4. Senate Committee on the Faculty Report on School of Medicine proposal for Academic Clinicians. SEC discussed a report of the Senate Committee on the Faculty reviewing and recommending approval of the SOM's request for a new Academic Clinician (AC) track within the Associated Faculty. Joining SEC for this discussion were Dr. Arthur Rubenstein, Dean of the School of Medicine, and Dr. Alan Wasserstein, chair of the SOM Faculty Track Review Committee, which had developed the proposal.  Discussion focused on of a number of aspects of the proposal, including the proposed cap on AC at 20% of the standing faculty in the SOM; likely numbers of tenure-track, Clinician-Educator, and Academic Clinician faculty in the coming years; functional impact upon Clinician Educators; possible impact on tenured faculty in the School; conditions of employment for ACs, and both short- and long-term effects envisioned on research, teaching, and clinical care.
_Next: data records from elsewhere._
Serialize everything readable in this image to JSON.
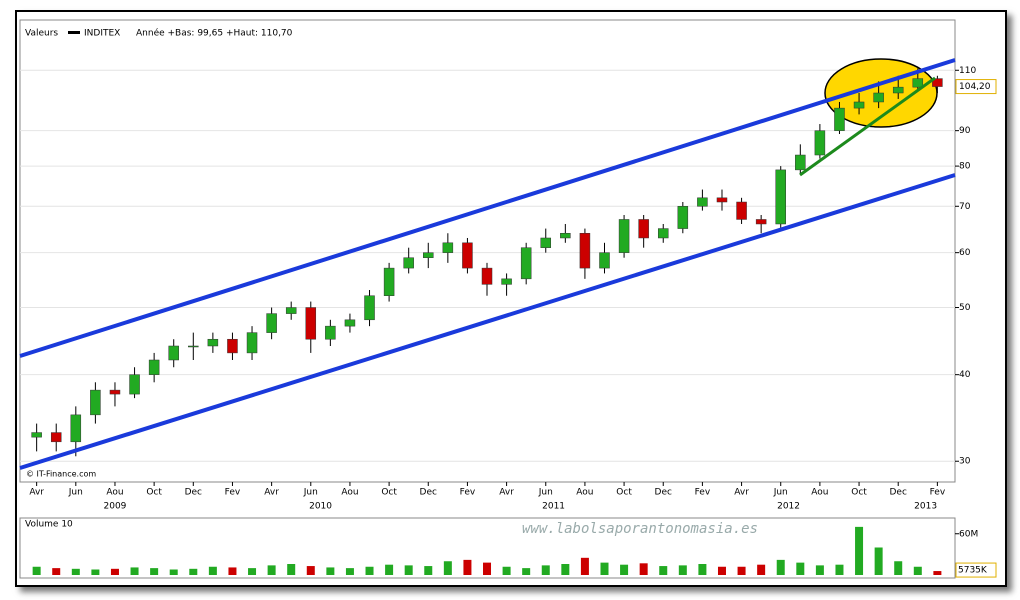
{
  "chart_data": {
    "type": "candlestick",
    "legend_label": "Valeurs",
    "series_name": "INDITEX",
    "legend_text": "Année +Bas: 99,65 +Haut: 110,70",
    "source": "© IT-Finance.com",
    "watermark": "www.labolsaporantonomasia.es",
    "x": [
      0,
      1,
      2,
      3,
      4,
      5,
      6,
      7,
      8,
      9,
      10,
      11,
      12,
      13,
      14,
      15,
      16,
      17,
      18,
      19,
      20,
      21,
      22,
      23,
      24,
      25,
      26,
      27,
      28,
      29,
      30,
      31,
      32,
      33,
      34,
      35,
      36,
      37,
      38,
      39,
      40,
      41,
      42,
      43,
      44,
      45,
      46
    ],
    "open": [
      32.5,
      33,
      32,
      35,
      38,
      37.5,
      40,
      42,
      44,
      44,
      45,
      43,
      46,
      49,
      50,
      45,
      47,
      48,
      52,
      57,
      59,
      60,
      62,
      57,
      54,
      55,
      61,
      63,
      64,
      57,
      60,
      67,
      63,
      65,
      70,
      72,
      71,
      67,
      66,
      79,
      83,
      90,
      97,
      99,
      102,
      104,
      107
    ],
    "high": [
      34,
      34,
      36,
      39,
      39,
      41,
      43,
      45,
      46,
      46,
      46,
      47,
      50,
      51,
      51,
      48,
      49,
      53,
      58,
      61,
      62,
      64,
      63,
      58,
      56,
      62,
      65,
      66,
      65,
      62,
      68,
      68,
      66,
      71,
      74,
      74,
      72,
      68,
      80,
      86,
      92,
      99,
      102,
      106,
      108,
      110.7,
      108
    ],
    "low": [
      31,
      31,
      30.5,
      34,
      36,
      37,
      39,
      41,
      42,
      43,
      42,
      42,
      45,
      48,
      43,
      44,
      46,
      47,
      51,
      56,
      57,
      58,
      56,
      52,
      52,
      54,
      60,
      62,
      55,
      56,
      59,
      61,
      62,
      64,
      69,
      69,
      66,
      64,
      65,
      78,
      82,
      89,
      95,
      97,
      100,
      103,
      102
    ],
    "close": [
      33,
      32,
      35,
      38,
      37.5,
      40,
      42,
      44,
      44,
      45,
      43,
      46,
      49,
      50,
      45,
      47,
      48,
      52,
      57,
      59,
      60,
      62,
      57,
      54,
      55,
      61,
      63,
      64,
      57,
      60,
      67,
      63,
      65,
      70,
      72,
      71,
      67,
      66,
      79,
      83,
      90,
      97,
      99,
      102,
      104,
      107,
      104.2
    ],
    "up_color": "#22aa22",
    "down_color": "#cc0000",
    "log_scale": true,
    "ylim": [
      28,
      130
    ],
    "yticks": [
      30,
      40,
      50,
      60,
      70,
      80,
      90,
      110
    ],
    "grid": true,
    "last": {
      "value": 104.2,
      "label": "104,20"
    },
    "xlim": [
      -0.85,
      46.9
    ],
    "xticks": [
      {
        "value": 0,
        "label": "Avr"
      },
      {
        "value": 2,
        "label": "Jun"
      },
      {
        "value": 4,
        "label": "Aou"
      },
      {
        "value": 6,
        "label": "Oct"
      },
      {
        "value": 8,
        "label": "Dec"
      },
      {
        "value": 10,
        "label": "Fev"
      },
      {
        "value": 12,
        "label": "Avr"
      },
      {
        "value": 14,
        "label": "Jun"
      },
      {
        "value": 16,
        "label": "Aou"
      },
      {
        "value": 18,
        "label": "Oct"
      },
      {
        "value": 20,
        "label": "Dec"
      },
      {
        "value": 22,
        "label": "Fev"
      },
      {
        "value": 24,
        "label": "Avr"
      },
      {
        "value": 26,
        "label": "Jun"
      },
      {
        "value": 28,
        "label": "Aou"
      },
      {
        "value": 30,
        "label": "Oct"
      },
      {
        "value": 32,
        "label": "Dec"
      },
      {
        "value": 34,
        "label": "Fev"
      },
      {
        "value": 36,
        "label": "Avr"
      },
      {
        "value": 38,
        "label": "Jun"
      },
      {
        "value": 40,
        "label": "Aou"
      },
      {
        "value": 42,
        "label": "Oct"
      },
      {
        "value": 44,
        "label": "Dec"
      },
      {
        "value": 46,
        "label": "Fev"
      }
    ],
    "years": [
      {
        "value": 4,
        "label": "2009"
      },
      {
        "value": 14.5,
        "label": "2010"
      },
      {
        "value": 26.4,
        "label": "2011"
      },
      {
        "value": 38.4,
        "label": "2012"
      },
      {
        "value": 45.4,
        "label": "2013"
      }
    ],
    "volume": {
      "title": "Volume 10",
      "values": [
        12000000,
        10000000,
        9000000,
        8000000,
        9000000,
        11000000,
        10000000,
        8000000,
        9000000,
        12000000,
        11000000,
        10000000,
        14000000,
        16000000,
        13000000,
        11000000,
        10000000,
        12000000,
        15000000,
        14000000,
        13000000,
        20000000,
        22000000,
        18000000,
        12000000,
        10000000,
        14000000,
        16000000,
        25000000,
        18000000,
        15000000,
        17000000,
        13000000,
        14000000,
        16000000,
        12000000,
        12000000,
        15000000,
        22000000,
        18000000,
        14000000,
        15000000,
        70000000,
        40000000,
        20000000,
        12000000,
        5735000
      ],
      "ylim": [
        0,
        80000000
      ],
      "yticks": [
        {
          "value": 60000000,
          "label": "60M"
        }
      ],
      "last": {
        "value": 5735000,
        "label": "5735K"
      }
    }
  }
}
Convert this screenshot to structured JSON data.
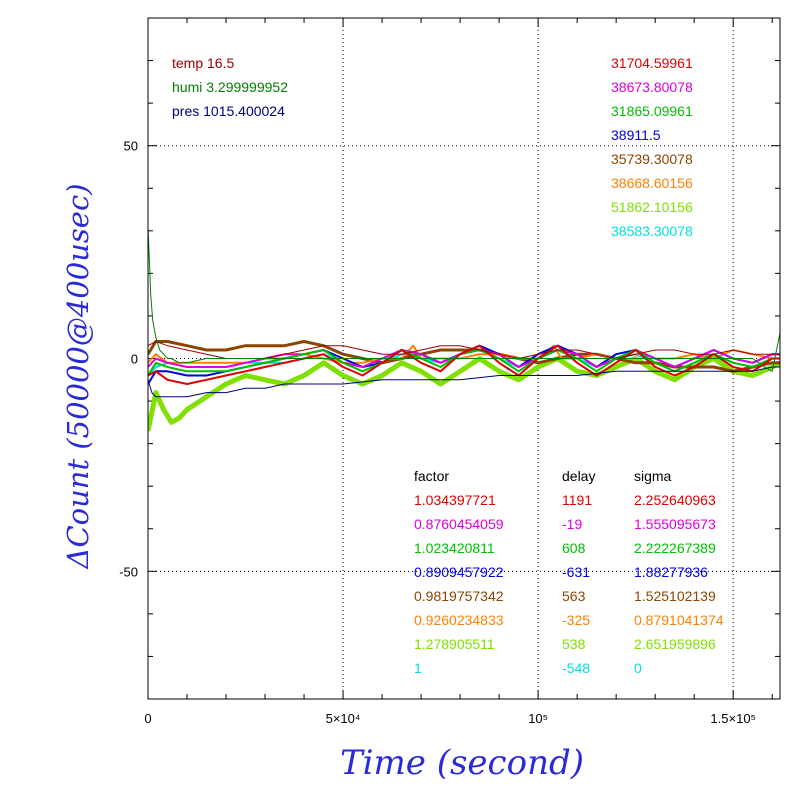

Following discussion, SEC unanimously voted its approval of the proposal.

5. Election of Faculty Representatives to the Penn Social Responsibility Advisory Committee. Elections were held for faculty representatives to the Penn SRAC, which is to advise the University Trustees and make recommendations to the Trustee Proxy Voting Subcommittee of the Executive Committee concerning decisions on proxy voting.  Professors Betsy Bailey (Wharton), Art Caplan (Medicine), Helen Davies (Medicine), and Jerry Porter (SAS) were elected to one-year terms.

6. New Business. SEC discussed the November 5, 2003 letter to the faculty from James Riepe, Chairman of the Board of Trustees and of the Consultative Committee for the Selection of a President, providing an update on the presidential search and outlining characteristics sought in a new president. Discussion focused on whether the Consultative Committee's outline, in not highlighting the need for a president who would consult the faculty and pay close attention to its concerns, adequately conveyed the importance placed by many faculty on consultation. It was agreed that the Senate Chair would send a letter to Chairman Riepe on behalf of SEC, underscoring the importance of giving this factor due weight in considering presidential candidates.